O romance segue descrevendo outras situações de cegueira até que se percebe e reconhece tratar-se, como já dissemos, de uma epidemia.

O governo, visando proteger a parte “sã”, determina o regime de quarentena.

Nesse instante ouviu-se uma voz forte e seca, de alguém, pelo tom, habituado a dar ordens. Vinha de um altifalante fixado por cima da porta por onde tinham entrado. A palavra Atenção foi pronunciada três vezes, depois a voz começou. O Governo lamenta ter sido forçado a exercer energicamente o que considera ser seu direito e dever, proteger por todos os meios as populações na crise que estamos a atravessar, quando parece verificar-se algo de semelhante a um surto epidêmico de cegueira, provisoriamente designado por mal-branco, e desejaria poder contar com o civismo e a colaboração de todos os cidadãos para estancar a propagação do contágio, supondo que de um contágio se trata, supondo que não estaremos apenas perante uma série de coincidências por enquanto inexplicáveis. (Ibid., p. 49-50)

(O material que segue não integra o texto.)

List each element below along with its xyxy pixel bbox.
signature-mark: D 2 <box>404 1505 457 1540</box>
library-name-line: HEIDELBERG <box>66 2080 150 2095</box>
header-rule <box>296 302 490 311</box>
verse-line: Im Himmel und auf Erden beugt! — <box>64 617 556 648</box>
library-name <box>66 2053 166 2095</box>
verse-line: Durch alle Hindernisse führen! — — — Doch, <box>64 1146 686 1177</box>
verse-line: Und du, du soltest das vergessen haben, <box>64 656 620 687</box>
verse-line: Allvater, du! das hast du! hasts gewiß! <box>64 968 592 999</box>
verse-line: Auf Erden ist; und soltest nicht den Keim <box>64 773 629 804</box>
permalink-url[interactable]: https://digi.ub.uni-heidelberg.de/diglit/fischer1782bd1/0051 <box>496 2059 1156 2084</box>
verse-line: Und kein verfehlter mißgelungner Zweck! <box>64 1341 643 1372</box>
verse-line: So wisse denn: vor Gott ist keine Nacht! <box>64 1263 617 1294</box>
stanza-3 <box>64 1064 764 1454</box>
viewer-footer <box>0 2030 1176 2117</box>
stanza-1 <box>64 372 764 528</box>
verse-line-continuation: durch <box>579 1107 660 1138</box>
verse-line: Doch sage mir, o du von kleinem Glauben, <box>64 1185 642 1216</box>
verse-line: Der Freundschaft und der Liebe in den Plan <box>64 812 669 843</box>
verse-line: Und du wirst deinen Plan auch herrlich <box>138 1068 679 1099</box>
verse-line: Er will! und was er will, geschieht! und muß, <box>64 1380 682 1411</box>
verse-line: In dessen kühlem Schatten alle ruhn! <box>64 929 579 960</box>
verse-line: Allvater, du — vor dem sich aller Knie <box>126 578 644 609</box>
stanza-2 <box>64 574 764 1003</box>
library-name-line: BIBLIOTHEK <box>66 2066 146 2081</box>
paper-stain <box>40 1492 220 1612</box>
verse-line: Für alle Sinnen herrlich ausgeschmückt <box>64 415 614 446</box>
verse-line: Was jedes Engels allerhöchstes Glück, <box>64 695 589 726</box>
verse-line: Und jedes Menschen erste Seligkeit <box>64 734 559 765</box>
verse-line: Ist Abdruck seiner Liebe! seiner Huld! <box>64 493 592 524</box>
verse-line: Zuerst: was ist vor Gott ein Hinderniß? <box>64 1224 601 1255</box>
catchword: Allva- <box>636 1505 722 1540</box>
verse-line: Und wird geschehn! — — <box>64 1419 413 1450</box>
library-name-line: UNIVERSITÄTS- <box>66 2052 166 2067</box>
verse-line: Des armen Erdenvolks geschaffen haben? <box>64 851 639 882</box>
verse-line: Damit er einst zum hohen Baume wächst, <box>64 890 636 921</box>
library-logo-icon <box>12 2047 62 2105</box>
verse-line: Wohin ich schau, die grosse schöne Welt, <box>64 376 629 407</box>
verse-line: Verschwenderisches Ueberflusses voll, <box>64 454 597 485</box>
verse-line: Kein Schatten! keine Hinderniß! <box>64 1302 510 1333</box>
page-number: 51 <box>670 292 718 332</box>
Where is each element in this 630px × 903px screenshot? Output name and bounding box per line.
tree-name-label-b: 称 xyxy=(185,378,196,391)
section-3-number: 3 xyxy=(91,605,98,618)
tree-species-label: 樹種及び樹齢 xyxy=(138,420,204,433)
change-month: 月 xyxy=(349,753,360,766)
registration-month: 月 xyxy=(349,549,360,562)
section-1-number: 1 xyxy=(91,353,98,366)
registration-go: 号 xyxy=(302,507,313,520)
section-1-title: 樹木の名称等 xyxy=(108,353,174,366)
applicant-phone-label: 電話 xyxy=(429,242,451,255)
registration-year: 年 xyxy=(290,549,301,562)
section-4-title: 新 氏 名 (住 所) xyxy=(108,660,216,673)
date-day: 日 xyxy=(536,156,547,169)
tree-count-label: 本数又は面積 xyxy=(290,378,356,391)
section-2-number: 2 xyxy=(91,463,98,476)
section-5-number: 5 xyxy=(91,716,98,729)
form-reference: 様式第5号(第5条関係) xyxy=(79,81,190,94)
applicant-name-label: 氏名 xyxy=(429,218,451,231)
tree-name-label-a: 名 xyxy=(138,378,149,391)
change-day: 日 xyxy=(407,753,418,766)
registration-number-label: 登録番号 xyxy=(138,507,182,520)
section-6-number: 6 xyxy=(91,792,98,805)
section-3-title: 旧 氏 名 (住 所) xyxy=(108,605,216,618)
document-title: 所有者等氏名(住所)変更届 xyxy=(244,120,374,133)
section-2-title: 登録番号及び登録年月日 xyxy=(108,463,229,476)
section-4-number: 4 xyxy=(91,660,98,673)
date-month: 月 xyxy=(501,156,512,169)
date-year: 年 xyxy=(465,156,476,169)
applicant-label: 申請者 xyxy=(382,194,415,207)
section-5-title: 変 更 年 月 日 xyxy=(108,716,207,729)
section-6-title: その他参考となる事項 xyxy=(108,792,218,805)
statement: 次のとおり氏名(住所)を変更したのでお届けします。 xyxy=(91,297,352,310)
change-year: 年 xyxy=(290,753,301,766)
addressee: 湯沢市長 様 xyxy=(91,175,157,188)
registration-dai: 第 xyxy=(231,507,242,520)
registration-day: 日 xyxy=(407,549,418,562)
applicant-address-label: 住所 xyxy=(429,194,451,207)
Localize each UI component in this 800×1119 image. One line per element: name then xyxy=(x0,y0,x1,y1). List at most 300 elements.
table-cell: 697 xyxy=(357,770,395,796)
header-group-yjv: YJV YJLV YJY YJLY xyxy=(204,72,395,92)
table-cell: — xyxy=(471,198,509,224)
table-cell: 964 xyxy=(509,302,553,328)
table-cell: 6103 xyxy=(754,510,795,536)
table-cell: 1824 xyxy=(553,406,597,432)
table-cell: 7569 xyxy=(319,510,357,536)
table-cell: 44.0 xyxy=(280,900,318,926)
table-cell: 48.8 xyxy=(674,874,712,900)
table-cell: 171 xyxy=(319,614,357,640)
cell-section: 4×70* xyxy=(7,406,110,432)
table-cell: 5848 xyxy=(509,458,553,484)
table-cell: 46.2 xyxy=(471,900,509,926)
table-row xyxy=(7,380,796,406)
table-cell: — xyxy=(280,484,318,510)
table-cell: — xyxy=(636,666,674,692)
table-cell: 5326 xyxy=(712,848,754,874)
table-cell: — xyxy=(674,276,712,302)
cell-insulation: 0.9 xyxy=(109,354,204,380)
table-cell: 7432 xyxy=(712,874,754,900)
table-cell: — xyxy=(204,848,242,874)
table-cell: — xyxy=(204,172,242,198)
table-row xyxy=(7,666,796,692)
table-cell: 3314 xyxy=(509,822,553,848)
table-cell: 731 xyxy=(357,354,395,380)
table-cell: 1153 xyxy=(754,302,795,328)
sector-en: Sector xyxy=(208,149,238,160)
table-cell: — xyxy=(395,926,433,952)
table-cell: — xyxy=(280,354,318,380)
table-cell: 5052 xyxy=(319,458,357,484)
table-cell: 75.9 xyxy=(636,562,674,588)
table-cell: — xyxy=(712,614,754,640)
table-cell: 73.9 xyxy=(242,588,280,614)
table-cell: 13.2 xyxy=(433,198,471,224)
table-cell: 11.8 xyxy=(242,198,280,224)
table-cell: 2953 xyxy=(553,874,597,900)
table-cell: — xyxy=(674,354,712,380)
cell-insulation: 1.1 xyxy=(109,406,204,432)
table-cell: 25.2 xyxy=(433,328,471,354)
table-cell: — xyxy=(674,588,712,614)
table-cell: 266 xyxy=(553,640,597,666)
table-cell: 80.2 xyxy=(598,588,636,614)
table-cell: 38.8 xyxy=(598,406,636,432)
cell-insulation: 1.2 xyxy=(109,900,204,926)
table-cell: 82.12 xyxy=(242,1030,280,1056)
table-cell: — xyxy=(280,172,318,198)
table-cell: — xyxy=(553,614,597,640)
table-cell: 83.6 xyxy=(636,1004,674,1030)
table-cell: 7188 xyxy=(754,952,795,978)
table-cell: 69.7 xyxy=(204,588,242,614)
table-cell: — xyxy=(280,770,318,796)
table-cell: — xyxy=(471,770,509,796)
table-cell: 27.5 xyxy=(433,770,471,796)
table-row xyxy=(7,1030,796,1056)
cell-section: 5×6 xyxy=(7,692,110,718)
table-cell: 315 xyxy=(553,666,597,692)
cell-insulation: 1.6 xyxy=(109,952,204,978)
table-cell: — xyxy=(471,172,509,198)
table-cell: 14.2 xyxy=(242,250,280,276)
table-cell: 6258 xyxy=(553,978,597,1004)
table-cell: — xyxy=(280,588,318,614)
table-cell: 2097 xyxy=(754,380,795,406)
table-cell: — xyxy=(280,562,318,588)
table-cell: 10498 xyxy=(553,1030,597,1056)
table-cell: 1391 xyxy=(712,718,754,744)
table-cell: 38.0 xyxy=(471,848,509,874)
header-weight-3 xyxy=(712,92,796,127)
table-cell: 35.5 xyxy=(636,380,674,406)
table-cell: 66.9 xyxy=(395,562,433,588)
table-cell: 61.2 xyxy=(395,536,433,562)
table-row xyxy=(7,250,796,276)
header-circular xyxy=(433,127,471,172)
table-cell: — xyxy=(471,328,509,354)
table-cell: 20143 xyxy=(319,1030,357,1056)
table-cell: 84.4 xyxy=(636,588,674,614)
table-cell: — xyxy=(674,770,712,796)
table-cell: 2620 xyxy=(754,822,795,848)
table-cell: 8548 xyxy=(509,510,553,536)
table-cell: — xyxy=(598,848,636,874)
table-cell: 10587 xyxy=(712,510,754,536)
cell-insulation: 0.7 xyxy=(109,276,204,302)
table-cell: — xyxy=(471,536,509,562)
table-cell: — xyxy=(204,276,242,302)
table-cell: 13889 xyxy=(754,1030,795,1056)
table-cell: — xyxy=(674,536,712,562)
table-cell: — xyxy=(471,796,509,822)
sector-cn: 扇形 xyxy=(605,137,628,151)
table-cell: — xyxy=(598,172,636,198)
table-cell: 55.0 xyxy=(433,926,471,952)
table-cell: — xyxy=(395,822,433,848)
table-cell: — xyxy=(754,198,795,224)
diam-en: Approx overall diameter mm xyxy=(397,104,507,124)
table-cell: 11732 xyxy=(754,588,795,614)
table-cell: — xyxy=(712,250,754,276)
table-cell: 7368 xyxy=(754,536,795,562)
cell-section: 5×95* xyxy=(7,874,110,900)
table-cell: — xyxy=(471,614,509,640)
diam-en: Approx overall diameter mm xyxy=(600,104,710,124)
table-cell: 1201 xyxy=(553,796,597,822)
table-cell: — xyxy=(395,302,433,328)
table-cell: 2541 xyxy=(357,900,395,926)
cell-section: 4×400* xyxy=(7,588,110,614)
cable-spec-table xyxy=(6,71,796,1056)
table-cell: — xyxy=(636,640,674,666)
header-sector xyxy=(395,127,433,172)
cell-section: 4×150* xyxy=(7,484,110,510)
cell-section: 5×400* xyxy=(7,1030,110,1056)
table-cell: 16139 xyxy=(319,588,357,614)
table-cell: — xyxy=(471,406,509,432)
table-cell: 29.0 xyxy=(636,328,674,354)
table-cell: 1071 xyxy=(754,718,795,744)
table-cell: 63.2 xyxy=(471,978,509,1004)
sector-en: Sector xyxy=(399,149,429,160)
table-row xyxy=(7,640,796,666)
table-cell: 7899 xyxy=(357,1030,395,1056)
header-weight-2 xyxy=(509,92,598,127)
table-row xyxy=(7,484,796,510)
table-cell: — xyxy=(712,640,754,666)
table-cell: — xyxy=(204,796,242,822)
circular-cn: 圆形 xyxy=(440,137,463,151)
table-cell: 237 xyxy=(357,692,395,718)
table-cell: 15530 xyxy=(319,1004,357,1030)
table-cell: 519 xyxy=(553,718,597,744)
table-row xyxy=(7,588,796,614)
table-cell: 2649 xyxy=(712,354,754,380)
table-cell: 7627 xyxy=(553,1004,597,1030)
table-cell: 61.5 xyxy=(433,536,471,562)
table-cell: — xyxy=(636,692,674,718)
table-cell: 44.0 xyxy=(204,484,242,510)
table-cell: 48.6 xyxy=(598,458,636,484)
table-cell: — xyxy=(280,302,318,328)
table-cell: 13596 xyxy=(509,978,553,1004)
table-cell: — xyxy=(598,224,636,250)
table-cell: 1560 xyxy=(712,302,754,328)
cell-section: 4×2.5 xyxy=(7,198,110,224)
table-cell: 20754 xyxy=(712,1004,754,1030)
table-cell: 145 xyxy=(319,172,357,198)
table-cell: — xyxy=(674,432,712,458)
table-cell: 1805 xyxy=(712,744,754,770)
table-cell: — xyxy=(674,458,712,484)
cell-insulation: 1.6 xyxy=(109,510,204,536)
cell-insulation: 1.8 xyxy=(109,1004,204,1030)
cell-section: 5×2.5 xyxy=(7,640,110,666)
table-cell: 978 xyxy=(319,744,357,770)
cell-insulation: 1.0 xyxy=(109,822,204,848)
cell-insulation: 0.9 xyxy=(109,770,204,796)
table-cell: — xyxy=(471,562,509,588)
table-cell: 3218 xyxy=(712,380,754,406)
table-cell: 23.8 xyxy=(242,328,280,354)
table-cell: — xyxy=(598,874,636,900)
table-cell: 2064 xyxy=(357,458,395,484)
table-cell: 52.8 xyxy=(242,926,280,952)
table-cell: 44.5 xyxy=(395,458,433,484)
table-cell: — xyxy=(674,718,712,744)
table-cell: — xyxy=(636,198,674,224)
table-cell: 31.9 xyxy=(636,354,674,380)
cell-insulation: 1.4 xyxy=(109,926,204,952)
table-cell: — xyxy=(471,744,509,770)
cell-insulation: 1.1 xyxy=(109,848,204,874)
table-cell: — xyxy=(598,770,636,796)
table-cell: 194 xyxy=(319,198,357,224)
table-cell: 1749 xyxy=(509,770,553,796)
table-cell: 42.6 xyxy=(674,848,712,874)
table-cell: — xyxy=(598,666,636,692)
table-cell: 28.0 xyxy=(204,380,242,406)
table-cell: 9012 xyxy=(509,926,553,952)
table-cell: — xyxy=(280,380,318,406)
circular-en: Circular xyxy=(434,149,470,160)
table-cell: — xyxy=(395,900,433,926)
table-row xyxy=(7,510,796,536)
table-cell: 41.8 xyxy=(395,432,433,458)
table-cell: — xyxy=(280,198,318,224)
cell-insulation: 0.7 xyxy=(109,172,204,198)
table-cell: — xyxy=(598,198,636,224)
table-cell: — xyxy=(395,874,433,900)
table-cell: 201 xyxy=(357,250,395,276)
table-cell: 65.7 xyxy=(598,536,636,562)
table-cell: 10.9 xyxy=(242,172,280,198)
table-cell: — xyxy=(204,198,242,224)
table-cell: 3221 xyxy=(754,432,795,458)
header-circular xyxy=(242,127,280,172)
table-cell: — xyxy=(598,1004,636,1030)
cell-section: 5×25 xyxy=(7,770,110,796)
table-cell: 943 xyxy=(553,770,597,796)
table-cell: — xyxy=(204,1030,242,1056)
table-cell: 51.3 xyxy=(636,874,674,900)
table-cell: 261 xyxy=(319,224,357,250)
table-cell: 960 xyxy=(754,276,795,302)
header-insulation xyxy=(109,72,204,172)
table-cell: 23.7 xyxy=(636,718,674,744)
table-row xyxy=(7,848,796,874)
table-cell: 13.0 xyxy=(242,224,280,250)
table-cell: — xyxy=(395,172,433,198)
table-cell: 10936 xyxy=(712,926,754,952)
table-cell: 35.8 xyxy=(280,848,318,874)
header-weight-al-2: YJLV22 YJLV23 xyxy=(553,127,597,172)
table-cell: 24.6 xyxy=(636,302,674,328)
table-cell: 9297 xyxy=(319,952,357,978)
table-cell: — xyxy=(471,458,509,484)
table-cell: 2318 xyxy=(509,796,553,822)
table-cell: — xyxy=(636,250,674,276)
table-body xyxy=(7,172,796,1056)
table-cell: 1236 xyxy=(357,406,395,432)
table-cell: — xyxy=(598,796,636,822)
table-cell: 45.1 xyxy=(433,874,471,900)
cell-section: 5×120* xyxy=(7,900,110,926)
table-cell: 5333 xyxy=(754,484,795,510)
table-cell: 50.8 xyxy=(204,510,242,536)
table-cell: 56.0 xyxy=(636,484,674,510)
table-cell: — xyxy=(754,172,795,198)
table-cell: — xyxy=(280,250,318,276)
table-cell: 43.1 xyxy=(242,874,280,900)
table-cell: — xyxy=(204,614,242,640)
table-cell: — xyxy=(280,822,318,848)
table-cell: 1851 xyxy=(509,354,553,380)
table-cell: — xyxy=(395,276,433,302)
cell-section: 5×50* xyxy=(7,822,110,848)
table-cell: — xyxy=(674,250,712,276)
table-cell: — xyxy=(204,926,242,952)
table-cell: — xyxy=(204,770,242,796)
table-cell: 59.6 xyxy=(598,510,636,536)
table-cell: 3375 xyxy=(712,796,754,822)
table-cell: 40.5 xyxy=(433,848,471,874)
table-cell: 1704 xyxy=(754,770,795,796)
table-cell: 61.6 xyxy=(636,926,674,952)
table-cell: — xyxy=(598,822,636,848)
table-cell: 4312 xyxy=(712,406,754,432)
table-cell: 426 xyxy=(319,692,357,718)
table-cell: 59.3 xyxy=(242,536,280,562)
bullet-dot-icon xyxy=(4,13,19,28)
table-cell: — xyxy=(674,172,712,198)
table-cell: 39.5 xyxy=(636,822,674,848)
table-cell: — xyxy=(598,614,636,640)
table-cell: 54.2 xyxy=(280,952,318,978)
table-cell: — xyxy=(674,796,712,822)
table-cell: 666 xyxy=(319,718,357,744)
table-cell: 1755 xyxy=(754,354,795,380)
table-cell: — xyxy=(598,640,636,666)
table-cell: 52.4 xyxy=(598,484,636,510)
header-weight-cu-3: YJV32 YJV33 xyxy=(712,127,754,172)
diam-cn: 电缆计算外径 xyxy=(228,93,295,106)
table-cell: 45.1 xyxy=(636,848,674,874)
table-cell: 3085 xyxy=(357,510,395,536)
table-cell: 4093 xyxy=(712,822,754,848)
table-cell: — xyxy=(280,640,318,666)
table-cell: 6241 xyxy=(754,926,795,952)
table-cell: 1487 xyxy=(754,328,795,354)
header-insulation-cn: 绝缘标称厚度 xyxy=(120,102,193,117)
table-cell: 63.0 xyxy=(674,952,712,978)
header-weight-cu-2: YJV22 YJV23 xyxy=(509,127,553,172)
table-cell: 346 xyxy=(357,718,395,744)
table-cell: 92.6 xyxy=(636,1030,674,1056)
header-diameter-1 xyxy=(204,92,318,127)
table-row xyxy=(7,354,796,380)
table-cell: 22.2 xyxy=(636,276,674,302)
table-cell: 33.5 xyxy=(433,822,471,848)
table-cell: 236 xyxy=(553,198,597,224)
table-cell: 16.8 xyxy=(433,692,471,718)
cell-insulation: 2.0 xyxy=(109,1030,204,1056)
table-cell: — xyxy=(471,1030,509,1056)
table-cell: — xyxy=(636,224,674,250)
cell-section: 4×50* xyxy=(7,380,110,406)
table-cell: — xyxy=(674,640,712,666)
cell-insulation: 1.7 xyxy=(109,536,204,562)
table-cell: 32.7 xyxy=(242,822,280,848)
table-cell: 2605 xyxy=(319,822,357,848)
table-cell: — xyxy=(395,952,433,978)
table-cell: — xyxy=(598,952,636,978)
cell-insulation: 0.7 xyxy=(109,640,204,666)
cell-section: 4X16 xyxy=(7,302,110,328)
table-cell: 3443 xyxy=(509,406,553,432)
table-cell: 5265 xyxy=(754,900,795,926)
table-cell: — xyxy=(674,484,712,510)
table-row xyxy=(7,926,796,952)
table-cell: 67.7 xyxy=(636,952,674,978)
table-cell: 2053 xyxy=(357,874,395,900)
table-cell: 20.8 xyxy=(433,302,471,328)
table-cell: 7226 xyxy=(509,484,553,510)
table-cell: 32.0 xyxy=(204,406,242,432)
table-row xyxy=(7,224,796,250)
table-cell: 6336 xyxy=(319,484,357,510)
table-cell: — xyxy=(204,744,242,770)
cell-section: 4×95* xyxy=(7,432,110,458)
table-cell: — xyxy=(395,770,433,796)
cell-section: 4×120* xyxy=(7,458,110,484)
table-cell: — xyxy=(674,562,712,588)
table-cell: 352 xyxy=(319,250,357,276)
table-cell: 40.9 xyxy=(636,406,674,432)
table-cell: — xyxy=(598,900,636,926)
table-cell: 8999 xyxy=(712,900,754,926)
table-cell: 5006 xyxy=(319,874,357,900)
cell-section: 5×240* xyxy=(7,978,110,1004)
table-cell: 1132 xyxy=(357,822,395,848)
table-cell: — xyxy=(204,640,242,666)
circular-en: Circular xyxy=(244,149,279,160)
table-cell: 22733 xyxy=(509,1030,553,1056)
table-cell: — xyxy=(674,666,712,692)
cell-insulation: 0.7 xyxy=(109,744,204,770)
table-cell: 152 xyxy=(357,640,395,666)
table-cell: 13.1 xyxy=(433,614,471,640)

Uma população de cegos, confinada, ou abandonada em total isolamento num manicômio desativado, com a incumbência de organizar-se para sobreviver.

O que seria de uma sociedade que ao perceber-se cega, tomasse consciência de que está presa ao vício da ocularidade (expressão do filósofo francês Gaston Bachelard), porque já se entregara cegamente ao imediatismo e ao automatismo das imagens, que se permitira levar para longe das mediações promovidas pelo pensar crítico? O que poderia fazer essa sociedade imagética sem a visão?

Uma multidão de cegos, que pouco tem em comum, exceto o fato de estarem cegos e viverem juntos, como se organizaria? Em que princípios se fundamentaria? Quais seriam os seus objetivos comuns? O que poderia fazer uma sociedade que sempre apostou no individualismo como forma de organização da sociedade?

(...) Um governo, disse a mulher, Uma organização, o corpo também é um sistema organizado, está vivo enquanto se mantém organizado, e a morte não é mais do que o efeito de uma desorganização. E como poderá uma sociedade de cegos organizar-se para que viva, organizando-se, organizar-se já é, de uma certa maneira, começar a ter olhos. (Ibid., p. 281-282)

A cidade cega da ficção de Saramago, vive o drama de uma cegueira ética e política, um drama que não é, de forma alguma, estranho às nossas realidades.

Por que foi que cégamos, Não sei, talvez um dia se chegue a conhecer a razão, Queres que te diga o que penso, Diz, Penso que não cégamos, penso que estamos cegos, Cegos que vêem, cegos que, vendo, não vêem. (Ibid. p. 310)

É sobre essa cegueira que nos atinge enquanto indivíduos, que atinge e contamina nossas relações intersubjetivas, éticas e políticas, que pretendemos continuar tratando. Só que agora, retomando a perspectiva da filosofia política.


José Saramago (1922-2010) – nascido em Portugal, o romancista, dramaturgo e poeta escreveu, dentre outros: Levantando do chão; O ano da morte de Ricardo Reis; O evangelho segundo Jesus Cristo; Ensaio sobre a cegueira; A caverna; A bagagem do viajante; Cadernos de Lanzarotte; Todos os nomes; Ensaio sobre a lucidez; As intermitências da morte.